Speaking at the Oxford Farming Conference, the MP urged farmers to abandon the misconception that regulatory measures designed to protect the environment resulted in lower levels of productivity.
"The idea that protecting our soil, our water, our habitats, our landscape, and the very climate on which all of these depend, and encouraging production are in competition with each other is to miss the point completely," Benn said. "Why? Because our long-term food security depends on looking after those things. "
He added that the government was willing to sponsor a new low carbon farming award to help promote green best practices.
"There are a lot of farming awards around, but none for sustainable farming, " explained a spokesman for the Department of Environment, Food and Rural Affairs. "What the minister has said is that if someone wants to put one forward the government would be very interested in sponsoring it."

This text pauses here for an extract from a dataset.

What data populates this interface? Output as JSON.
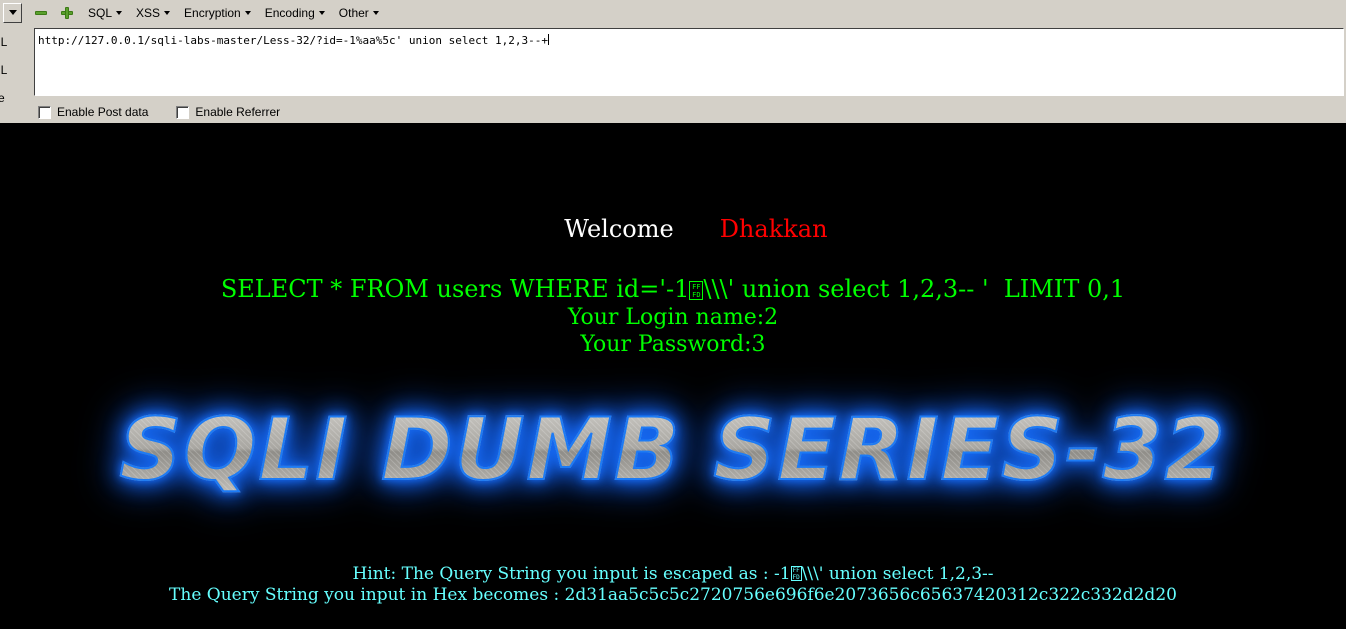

Benn also gave a boost to growing calls for green labels on food products, calling for supermarkets to adopt clearer country of origin labels to encourage customers to buy home-grown produce.
"When you buy a car you know its service history. When you buy a house you get a detailed survey. So why do we accept knowing so much less about what we are putting into our bodies?" he asked. "Under current European regulations, a pork pie processed in Britain from Danish pork can legitimately be labelled as a British pie. That's a nonsense and it needs to change."
He added that with changes to European legislation likely to take several years, the food industry should move to introduce voluntary country of origin labelling.
The calls were echoed by the Carbon Trust, which is working on a major project to place carbon footprinting labels on a large number of popular products.
"We welcome this call to provide clearer information on the origin of products," said Euan Murray, carbon footprinting general manager at the Carbon Trust. "Through our own work on carbon footprinting, we are working with businesses to measure and communicate the carbon footprint of products. Our research shows that consumers are increasingly demanding this information, so greater transparency across the board can only be a good thing."